Benson poured herself into the job, at the end winning praise from Republicans, Democrats, and all the other players for her fairness, mastery of the details, and efficacy of the final plan — worked out with the Senate — for making the funding transition.
Benson credits the help of others for the success.
“The nice thing is we have incredible members and incredible staff and if you do your homework and ask the right questions, you can find creative solutions to problems,” she said.
With the Article V funding, everyone had the same goal, she added.
“Florida has an incredible court system that is the envy of other states and it was a wonderful opportunity to work with all sorts of people to make the courts work,” Benson said. “We shared a common goal of preserving this outstanding court system and, with any luck, enhancing it. And so we worked together to do that.”

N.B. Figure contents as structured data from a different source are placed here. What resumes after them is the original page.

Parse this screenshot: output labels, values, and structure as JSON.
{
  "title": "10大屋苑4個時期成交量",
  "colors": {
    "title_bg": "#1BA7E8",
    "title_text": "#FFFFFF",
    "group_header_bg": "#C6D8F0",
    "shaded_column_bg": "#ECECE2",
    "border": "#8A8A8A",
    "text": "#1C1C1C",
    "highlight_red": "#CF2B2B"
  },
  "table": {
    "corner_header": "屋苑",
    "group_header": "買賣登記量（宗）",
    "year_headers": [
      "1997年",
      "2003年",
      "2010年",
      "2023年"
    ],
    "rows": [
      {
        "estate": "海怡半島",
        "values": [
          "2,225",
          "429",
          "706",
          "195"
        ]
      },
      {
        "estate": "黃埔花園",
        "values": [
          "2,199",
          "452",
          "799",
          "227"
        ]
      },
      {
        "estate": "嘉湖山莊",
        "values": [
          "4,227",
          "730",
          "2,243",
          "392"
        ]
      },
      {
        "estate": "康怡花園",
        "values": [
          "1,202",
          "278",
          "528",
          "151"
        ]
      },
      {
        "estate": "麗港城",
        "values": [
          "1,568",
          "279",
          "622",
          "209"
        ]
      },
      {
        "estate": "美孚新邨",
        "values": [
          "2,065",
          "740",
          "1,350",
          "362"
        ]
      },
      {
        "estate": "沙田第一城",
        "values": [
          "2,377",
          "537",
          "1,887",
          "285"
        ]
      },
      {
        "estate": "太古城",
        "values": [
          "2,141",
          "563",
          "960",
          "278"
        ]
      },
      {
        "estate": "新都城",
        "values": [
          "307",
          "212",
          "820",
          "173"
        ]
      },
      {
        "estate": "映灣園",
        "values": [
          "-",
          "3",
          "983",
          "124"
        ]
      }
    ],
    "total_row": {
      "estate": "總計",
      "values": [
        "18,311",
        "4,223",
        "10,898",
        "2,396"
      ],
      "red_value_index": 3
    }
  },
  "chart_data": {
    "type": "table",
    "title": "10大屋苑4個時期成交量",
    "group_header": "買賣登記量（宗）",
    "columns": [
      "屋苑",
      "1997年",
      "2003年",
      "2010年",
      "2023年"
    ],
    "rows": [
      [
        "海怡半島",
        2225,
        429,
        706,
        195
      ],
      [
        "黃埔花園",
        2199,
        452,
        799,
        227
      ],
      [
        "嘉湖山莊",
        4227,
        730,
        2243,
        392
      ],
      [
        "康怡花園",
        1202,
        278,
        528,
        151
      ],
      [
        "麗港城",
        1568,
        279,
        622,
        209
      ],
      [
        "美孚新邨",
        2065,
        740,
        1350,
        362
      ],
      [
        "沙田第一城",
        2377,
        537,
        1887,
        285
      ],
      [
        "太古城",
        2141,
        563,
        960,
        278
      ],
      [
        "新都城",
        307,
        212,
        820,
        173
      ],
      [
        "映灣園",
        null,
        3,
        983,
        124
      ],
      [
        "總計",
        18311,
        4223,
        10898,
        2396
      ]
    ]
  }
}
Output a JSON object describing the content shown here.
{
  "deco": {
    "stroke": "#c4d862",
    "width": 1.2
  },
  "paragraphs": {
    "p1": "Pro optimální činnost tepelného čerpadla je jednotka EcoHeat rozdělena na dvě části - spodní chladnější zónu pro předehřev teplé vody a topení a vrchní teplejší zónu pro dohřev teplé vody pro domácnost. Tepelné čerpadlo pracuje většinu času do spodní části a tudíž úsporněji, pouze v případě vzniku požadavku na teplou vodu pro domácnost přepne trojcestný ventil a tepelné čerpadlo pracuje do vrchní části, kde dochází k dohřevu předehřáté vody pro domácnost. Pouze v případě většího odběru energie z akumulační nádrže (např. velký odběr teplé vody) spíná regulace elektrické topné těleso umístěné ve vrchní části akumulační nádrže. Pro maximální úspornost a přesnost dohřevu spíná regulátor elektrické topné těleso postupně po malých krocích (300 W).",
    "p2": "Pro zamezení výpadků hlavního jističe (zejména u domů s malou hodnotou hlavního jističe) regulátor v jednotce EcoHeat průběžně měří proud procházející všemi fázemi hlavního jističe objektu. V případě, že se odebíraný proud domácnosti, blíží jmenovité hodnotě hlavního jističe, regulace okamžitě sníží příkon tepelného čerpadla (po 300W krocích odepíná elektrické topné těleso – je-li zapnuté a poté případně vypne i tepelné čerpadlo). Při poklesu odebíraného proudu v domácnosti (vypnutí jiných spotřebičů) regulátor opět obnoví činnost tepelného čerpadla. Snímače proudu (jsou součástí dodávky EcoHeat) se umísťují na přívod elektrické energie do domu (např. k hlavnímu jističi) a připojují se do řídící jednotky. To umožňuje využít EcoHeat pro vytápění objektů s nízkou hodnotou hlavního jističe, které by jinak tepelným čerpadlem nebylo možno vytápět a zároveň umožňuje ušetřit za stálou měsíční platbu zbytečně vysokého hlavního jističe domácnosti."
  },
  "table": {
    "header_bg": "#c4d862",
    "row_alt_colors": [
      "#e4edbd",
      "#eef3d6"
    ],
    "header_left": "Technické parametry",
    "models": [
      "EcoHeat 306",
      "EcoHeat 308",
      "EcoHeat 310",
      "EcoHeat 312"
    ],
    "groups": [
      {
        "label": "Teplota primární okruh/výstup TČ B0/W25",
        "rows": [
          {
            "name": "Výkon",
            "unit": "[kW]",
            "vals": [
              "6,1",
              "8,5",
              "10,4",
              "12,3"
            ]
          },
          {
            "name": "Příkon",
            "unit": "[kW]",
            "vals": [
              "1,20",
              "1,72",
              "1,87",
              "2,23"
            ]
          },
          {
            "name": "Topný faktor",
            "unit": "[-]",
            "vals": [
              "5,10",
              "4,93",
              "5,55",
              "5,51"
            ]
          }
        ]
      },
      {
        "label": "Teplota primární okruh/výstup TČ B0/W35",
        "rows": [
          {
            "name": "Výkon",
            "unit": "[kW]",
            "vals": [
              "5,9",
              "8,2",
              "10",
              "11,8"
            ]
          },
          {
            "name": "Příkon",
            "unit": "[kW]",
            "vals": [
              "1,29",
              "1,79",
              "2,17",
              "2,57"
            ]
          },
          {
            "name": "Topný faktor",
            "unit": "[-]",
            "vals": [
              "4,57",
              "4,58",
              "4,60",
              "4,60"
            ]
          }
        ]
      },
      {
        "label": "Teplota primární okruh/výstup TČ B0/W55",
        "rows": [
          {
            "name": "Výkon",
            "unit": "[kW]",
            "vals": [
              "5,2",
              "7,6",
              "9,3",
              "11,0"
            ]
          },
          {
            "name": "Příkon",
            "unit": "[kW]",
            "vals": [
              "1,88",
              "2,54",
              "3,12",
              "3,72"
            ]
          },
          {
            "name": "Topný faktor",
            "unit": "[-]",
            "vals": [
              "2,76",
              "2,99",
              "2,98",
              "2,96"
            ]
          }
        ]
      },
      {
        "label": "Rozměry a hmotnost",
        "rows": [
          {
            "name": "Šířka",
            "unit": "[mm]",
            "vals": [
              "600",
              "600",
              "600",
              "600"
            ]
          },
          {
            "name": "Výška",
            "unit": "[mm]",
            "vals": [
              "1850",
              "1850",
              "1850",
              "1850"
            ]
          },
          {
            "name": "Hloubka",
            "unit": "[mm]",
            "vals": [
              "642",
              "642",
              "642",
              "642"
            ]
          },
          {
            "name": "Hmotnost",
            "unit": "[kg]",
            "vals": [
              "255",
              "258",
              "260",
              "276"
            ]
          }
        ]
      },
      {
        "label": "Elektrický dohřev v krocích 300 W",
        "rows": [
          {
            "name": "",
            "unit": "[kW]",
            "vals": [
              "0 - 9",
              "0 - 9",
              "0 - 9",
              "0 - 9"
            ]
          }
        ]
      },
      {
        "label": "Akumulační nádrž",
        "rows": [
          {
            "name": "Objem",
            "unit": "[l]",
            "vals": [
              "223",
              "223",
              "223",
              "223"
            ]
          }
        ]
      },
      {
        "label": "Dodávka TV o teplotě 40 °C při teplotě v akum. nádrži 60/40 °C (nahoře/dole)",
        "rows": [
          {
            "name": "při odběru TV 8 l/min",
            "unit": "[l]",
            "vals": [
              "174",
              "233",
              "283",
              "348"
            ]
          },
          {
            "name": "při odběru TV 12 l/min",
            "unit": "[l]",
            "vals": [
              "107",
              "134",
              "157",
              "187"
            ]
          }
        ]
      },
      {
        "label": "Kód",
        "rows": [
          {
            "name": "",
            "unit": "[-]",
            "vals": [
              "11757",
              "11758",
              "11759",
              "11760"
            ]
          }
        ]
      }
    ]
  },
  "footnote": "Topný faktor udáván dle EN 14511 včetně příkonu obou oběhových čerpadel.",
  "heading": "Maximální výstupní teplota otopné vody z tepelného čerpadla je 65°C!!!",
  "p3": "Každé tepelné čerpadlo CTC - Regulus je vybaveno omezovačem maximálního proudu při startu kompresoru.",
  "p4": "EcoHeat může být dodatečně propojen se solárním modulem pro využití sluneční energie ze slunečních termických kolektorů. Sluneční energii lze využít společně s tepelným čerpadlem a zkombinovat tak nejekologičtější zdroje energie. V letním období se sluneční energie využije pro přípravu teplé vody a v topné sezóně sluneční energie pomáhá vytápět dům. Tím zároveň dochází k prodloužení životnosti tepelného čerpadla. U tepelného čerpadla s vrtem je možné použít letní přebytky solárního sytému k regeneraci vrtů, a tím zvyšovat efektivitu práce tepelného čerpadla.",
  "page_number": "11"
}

Since that undertaking, Benson has also played leading roles in procurement reform for the state and this year’s Medicaid reform that will use HMOs to try to reduce costs for the state while maintaining quality.
Benson’s work in the legislature has been widely praised. Her work on the Article V funding earned her a special recognition award from the Florida Conference of Circuit Court Judges, as well as plaudits from the Florida Association of Counties and the Florida Association of Court Clerks/Comptrollers. She has also received several awards from business and medically-related groups.
Despite recent accomplishments, challenges will persist for the state, both generally and specifically for the legal system.
“Florida continues to have unprecedented growth and we will continue to be pressed to meet the needs of all these Floridians,” Benson said.
She noted there have been conflicts between the courts and lawmakers, and expects those may continue but also expects those frictions don’t have to have a negative impact on either branch of government.
“The court system will continue to evolve to meet the very diverse needs of our state that range from all sorts of societal pressures. In Miami Dade, they’re expected to be able to interpret 85 languages on any given day. You have the mentally ill who continue to clog our jails and court system on any given day,” Benson said.
As for relations between the courts and lawmakers, she noted that “[Bar President] Alan Bookman is a constituent and we’re going to work on that. Chief Justice [Barbara] Pariente has done an outstanding job of continuing to build legislative-judicial relations.
“We all believe in checks and balances but we will continue to play important roles in developing good policies for the people of Florida,” Benson added.
She said her legal training was good preparation for legislative work. Benson has filed for a fourth term, which will be her last under the state’s term limit provisions. And plans after her House service? “Right now, to be a bond lawyer,” she said.
Benson is an advocate for other lawyers to get involved in the legislature.
“Having a law degree is a real asset in interpreting bills quickly,” she said. “I have been consistently impressed by the caliber of lawyers with whom I serve.”
And for lawyers who might be considering a run, Benson had this advice: “Serving in the legislature is one of the most meaningful things you will ever do.”